Sunday, May 03, 2020

Jesus and the Time of Pandemic

JESUS IN THE TIME OF PANDEMIC

"OH FREEDOM"

ART OF DR. DAVID DRISKELL,  (1931-2020)  VICTIM OF COVID-19  

AFRICAN-AMERICAN ARTIST AND FACULTY MEMBER AT THE UNIVERSITY OF MARYLAND 


“There are truths that can be discovered only through suffering or from the critical vantage point of extreme situations.”    
 Ignacio Martin-Baro, S.J., martyr at the UCA, El Salvador, 1989

The voracious presence of COVID-19 stuns the world.   We who believe that God always helps us in our works of love are numb.  How can God allow this destructive virus?   But, truly, to make it worse such extreme situations present themselves often.    We remind ourselves of our struggle to learn what God teaches us in the Shoah, in our history of slavery or in frequent natural disasters.  These situations take place in the world our God creates and each challenges our understanding.

We want our God to exercise what we think of as control over His creation.  And when He does not do what we think best, we experience sorrow and distrust.   In our confusion there is nowhere to go but to turn to the suffering Jesus who speaks to his Father and to us from his cross, “My God, my God, why have you forsaken me?”  But Jesus will not save himself and call on a display of his Father’s power.  Within this question he trusts in the promise of resurrected life.

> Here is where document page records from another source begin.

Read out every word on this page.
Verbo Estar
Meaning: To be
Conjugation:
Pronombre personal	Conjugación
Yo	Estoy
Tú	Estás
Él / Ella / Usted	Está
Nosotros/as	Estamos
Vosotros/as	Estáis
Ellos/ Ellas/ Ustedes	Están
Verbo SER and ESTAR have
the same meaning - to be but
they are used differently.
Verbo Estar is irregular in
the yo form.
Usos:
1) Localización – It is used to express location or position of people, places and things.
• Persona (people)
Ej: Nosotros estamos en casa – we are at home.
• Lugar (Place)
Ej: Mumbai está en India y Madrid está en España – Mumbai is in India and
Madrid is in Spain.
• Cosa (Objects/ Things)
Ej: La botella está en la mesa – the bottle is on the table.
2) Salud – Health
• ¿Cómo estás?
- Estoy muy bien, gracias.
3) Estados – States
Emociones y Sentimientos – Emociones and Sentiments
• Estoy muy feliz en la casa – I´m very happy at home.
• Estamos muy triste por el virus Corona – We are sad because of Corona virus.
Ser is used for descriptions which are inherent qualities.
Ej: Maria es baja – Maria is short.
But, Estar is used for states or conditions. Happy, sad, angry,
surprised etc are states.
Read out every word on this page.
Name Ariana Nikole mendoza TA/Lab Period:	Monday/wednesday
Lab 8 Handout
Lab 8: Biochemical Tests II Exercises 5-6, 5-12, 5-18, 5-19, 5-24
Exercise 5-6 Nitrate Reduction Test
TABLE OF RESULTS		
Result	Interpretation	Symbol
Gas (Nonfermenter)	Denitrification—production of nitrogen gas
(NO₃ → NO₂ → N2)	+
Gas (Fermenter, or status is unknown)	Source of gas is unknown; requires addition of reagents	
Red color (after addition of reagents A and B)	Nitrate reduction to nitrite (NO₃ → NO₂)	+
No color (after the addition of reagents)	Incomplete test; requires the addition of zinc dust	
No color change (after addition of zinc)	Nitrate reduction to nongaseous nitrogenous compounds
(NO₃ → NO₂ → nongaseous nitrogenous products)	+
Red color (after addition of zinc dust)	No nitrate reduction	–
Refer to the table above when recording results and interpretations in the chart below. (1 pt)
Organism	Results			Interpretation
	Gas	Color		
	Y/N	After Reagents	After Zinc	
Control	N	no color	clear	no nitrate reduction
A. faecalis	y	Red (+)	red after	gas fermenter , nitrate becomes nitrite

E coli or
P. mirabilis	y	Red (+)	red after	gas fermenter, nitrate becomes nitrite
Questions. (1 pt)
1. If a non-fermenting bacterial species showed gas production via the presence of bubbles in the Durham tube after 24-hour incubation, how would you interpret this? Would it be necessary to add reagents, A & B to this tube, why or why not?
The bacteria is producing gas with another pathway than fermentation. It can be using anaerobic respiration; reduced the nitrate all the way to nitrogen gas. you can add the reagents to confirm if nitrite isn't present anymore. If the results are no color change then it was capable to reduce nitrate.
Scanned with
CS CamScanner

Crises of every kind cause us to echo Christ’s words.  We look at Him carrying out his love for us.    He teaches us sinners the kind of life to which His Father’s creation calls us.   We react and He must endure the price of our stubborn refusal to hear him.   But if we listen we come to know a God of love who will not force Himself on us or put us under a spell of power.   Rather this God creates a world where we in turn, without coercion but freely and with hope, can imitate His love for us and return it in our love for others.   

God calls us in this age of the pandemic to acknowledge our shared dignity as His family and extend ourselves in care for one another.   We give God thanks and praise that so many are answering that call.